A company called 3DBio Therapeutics has created the first ever 3D-bioprinted ear implant. It is made from the patients living cells and grown in a lab. This advancement could make significant changes to the biomedical field.
3DBio Therapeutics is a startup company based in Long Island, founded in 2014 by Cornell alumni. These include Dan Cohen (M.S. '07, Ph.D. '10) and Lawrence Bonassar, who taught Biomedical Engineering at Cornell for 14 years. He now serves as a professor at Columbia University.

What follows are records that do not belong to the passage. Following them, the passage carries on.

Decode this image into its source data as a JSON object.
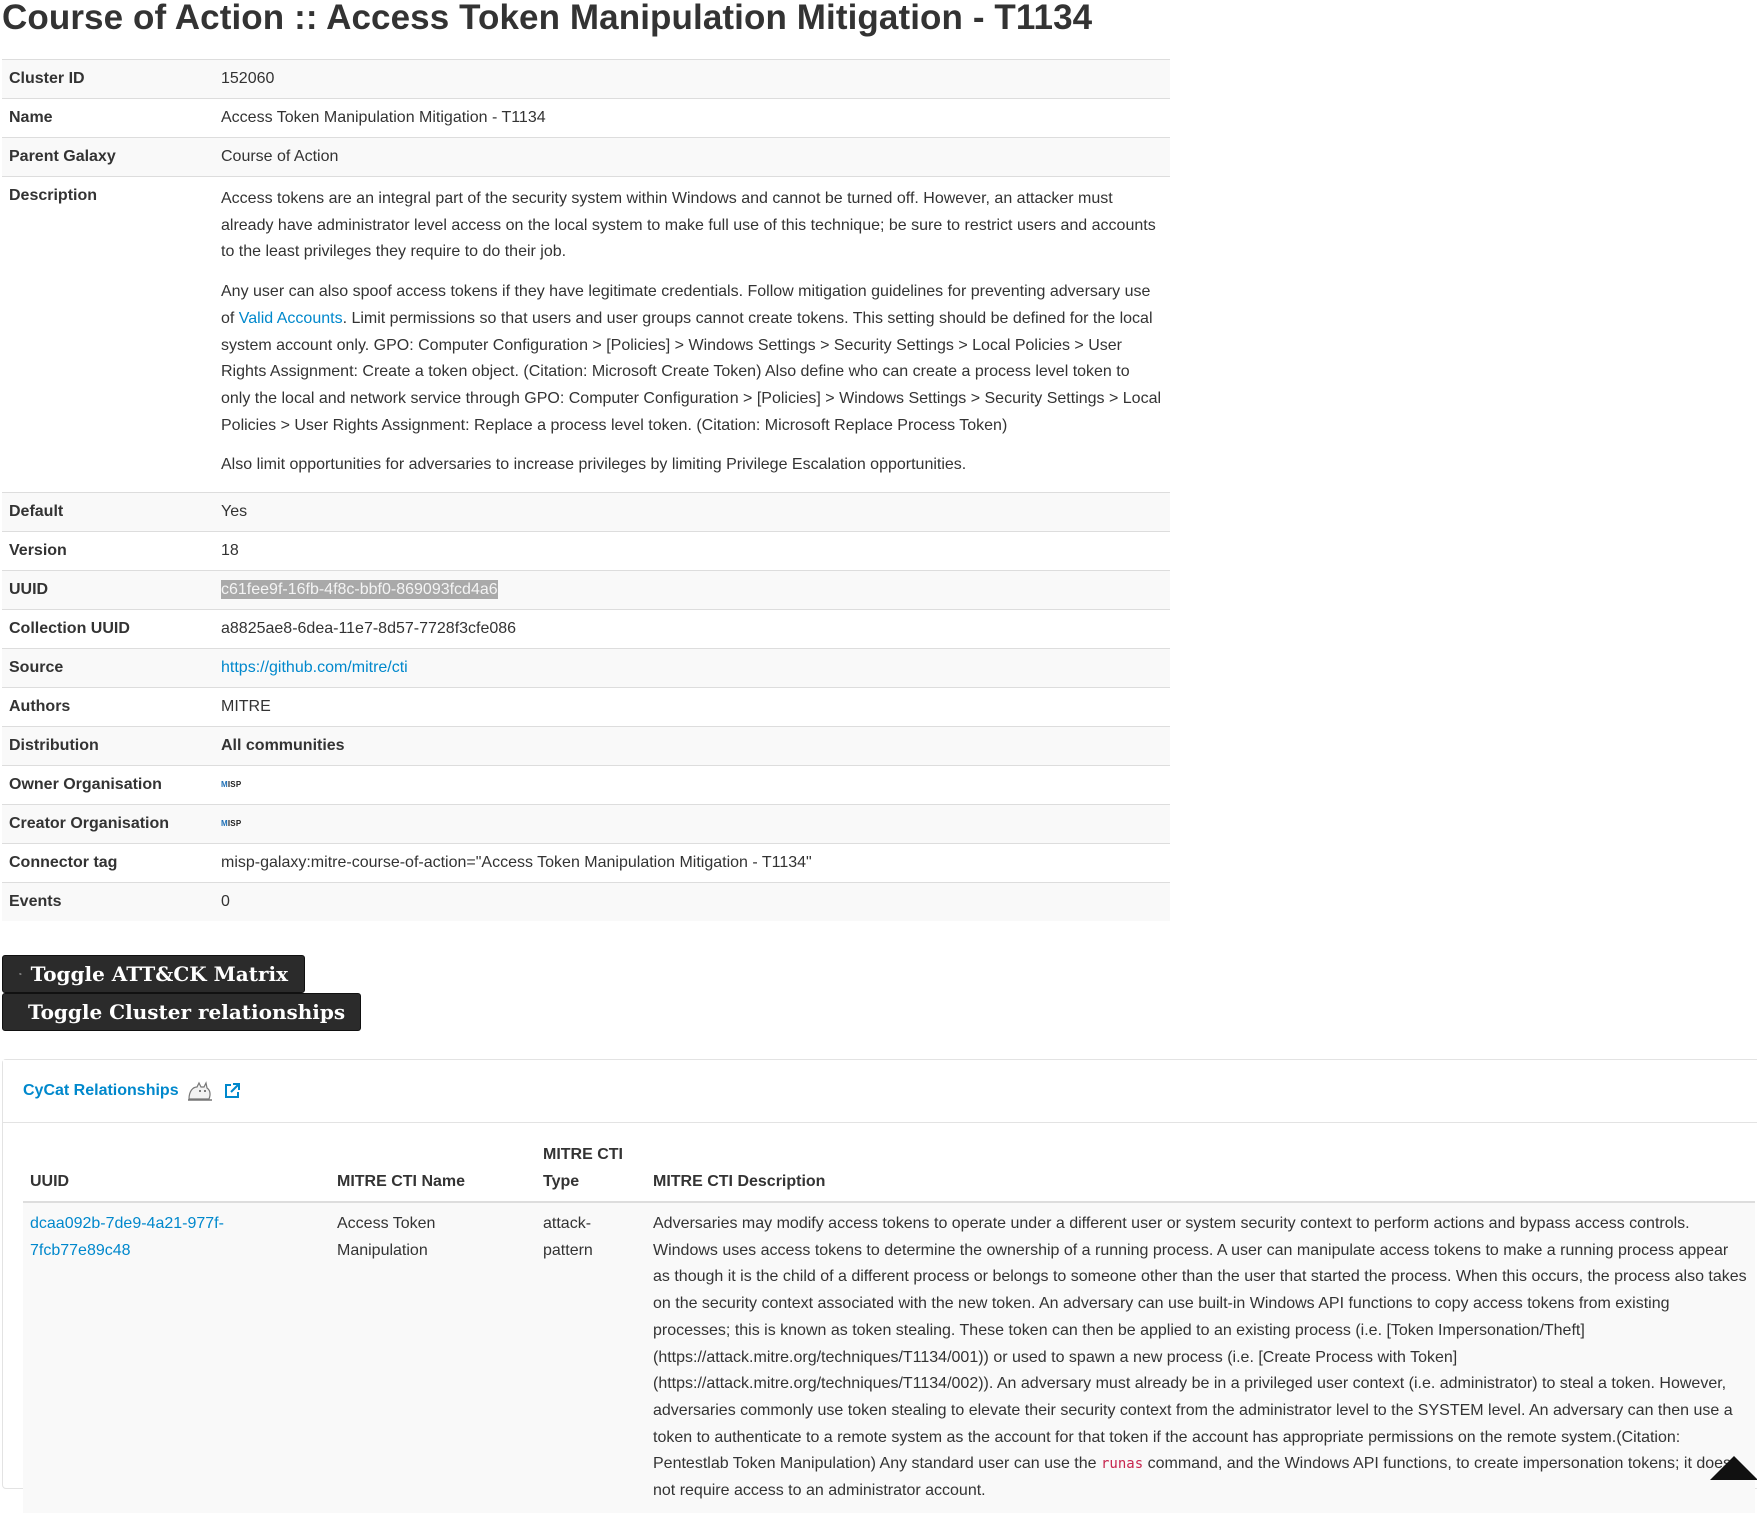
{
  "page": {
    "title": "Course of Action :: Access Token Manipulation Mitigation - T1134"
  },
  "cluster": {
    "cluster_id": {
      "label": "Cluster ID",
      "value": "152060"
    },
    "name": {
      "label": "Name",
      "value": "Access Token Manipulation Mitigation - T1134"
    },
    "parent_galaxy": {
      "label": "Parent Galaxy",
      "value": "Course of Action"
    },
    "description": {
      "label": "Description",
      "p1": "Access tokens are an integral part of the security system within Windows and cannot be turned off. However, an attacker must already have administrator level access on the local system to make full use of this technique; be sure to restrict users and accounts to the least privileges they require to do their job.",
      "p2_pre": "Any user can also spoof access tokens if they have legitimate credentials. Follow mitigation guidelines for preventing adversary use of ",
      "p2_link": "Valid Accounts",
      "p2_post": ". Limit permissions so that users and user groups cannot create tokens. This setting should be defined for the local system account only. GPO: Computer Configuration > [Policies] > Windows Settings > Security Settings > Local Policies > User Rights Assignment: Create a token object. (Citation: Microsoft Create Token) Also define who can create a process level token to only the local and network service through GPO: Computer Configuration > [Policies] > Windows Settings > Security Settings > Local Policies > User Rights Assignment: Replace a process level token. (Citation: Microsoft Replace Process Token)",
      "p3": "Also limit opportunities for adversaries to increase privileges by limiting Privilege Escalation opportunities."
    },
    "default": {
      "label": "Default",
      "value": "Yes"
    },
    "version": {
      "label": "Version",
      "value": "18"
    },
    "uuid": {
      "label": "UUID",
      "value": "c61fee9f-16fb-4f8c-bbf0-869093fcd4a6"
    },
    "collection_uuid": {
      "label": "Collection UUID",
      "value": "a8825ae8-6dea-11e7-8d57-7728f3cfe086"
    },
    "source": {
      "label": "Source",
      "value": "https://github.com/mitre/cti"
    },
    "authors": {
      "label": "Authors",
      "value": "MITRE"
    },
    "distribution": {
      "label": "Distribution",
      "value": "All communities"
    },
    "owner_org": {
      "label": "Owner Organisation",
      "logo_text_m": "M",
      "logo_text_rest": "ISP"
    },
    "creator_org": {
      "label": "Creator Organisation",
      "logo_text_m": "M",
      "logo_text_rest": "ISP"
    },
    "connector_tag": {
      "label": "Connector tag",
      "value": "misp-galaxy:mitre-course-of-action=\"Access Token Manipulation Mitigation - T1134\""
    },
    "events": {
      "label": "Events",
      "value": "0"
    }
  },
  "buttons": {
    "toggle_matrix": "Toggle ATT&CK Matrix",
    "toggle_cluster": "Toggle Cluster relationships",
    "icon": "eye-slash-icon"
  },
  "cycat": {
    "title": "CyCat Relationships",
    "icons": [
      "cycat-logo-icon",
      "external-link-icon"
    ],
    "columns": {
      "uuid": "UUID",
      "name": "MITRE CTI Name",
      "type_line1": "MITRE CTI",
      "type_line2": "Type",
      "description": "MITRE CTI Description"
    },
    "rows": [
      {
        "uuid": "dcaa092b-7de9-4a21-977f-7fcb77e89c48",
        "name": "Access Token Manipulation",
        "type": "attack-pattern",
        "description_pre": "Adversaries may modify access tokens to operate under a different user or system security context to perform actions and bypass access controls. Windows uses access tokens to determine the ownership of a running process. A user can manipulate access tokens to make a running process appear as though it is the child of a different process or belongs to someone other than the user that started the process. When this occurs, the process also takes on the security context associated with the new token. An adversary can use built-in Windows API functions to copy access tokens from existing processes; this is known as token stealing. These token can then be applied to an existing process (i.e. [Token Impersonation/Theft](https://attack.mitre.org/techniques/T1134/001)) or used to spawn a new process (i.e. [Create Process with Token](https://attack.mitre.org/techniques/T1134/002)). An adversary must already be in a privileged user context (i.e. administrator) to steal a token. However, adversaries commonly use token stealing to elevate their security context from the administrator level to the SYSTEM level. An adversary can then use a token to authenticate to a remote system as the account for that token if the account has appropriate permissions on the remote system.(Citation: Pentestlab Token Manipulation) Any standard user can use the ",
        "description_code": "runas",
        "description_post": " command, and the Windows API functions, to create impersonation tokens; it does not require access to an administrator account."
      }
    ]
  },
  "colors": {
    "link": "#0088cc",
    "button_bg": "#2b2b2b",
    "stripe": "#f9f9f9",
    "code": "#c7254e",
    "uuid_highlight": "#a9a9a9"
  }
}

Over 1,500 children are born every year with a congenital ear deformity called microtia. This breakthrough could have a great impact on their lives. This could also help develop tissue implants for other conditions, deformities, and traumatic injuries.
A surgery is performed where chondrocytes are taken from the patient's ear. Chondrocytes are the cells in the ear that form cartilage. These cells are then placed into a special cell culture system and collagen-based ink. Once mixed, they are designed into the shape of the ear.
Another surgery is performed where the implant is placed under the skin. A biodegradable shell is also there to give extra support and protection.
Both Bonassar and Cohen believe this will be the future of biomedical technology. Though it will take time to prove this is a reliable method, they believe progress in this field will take off quickly.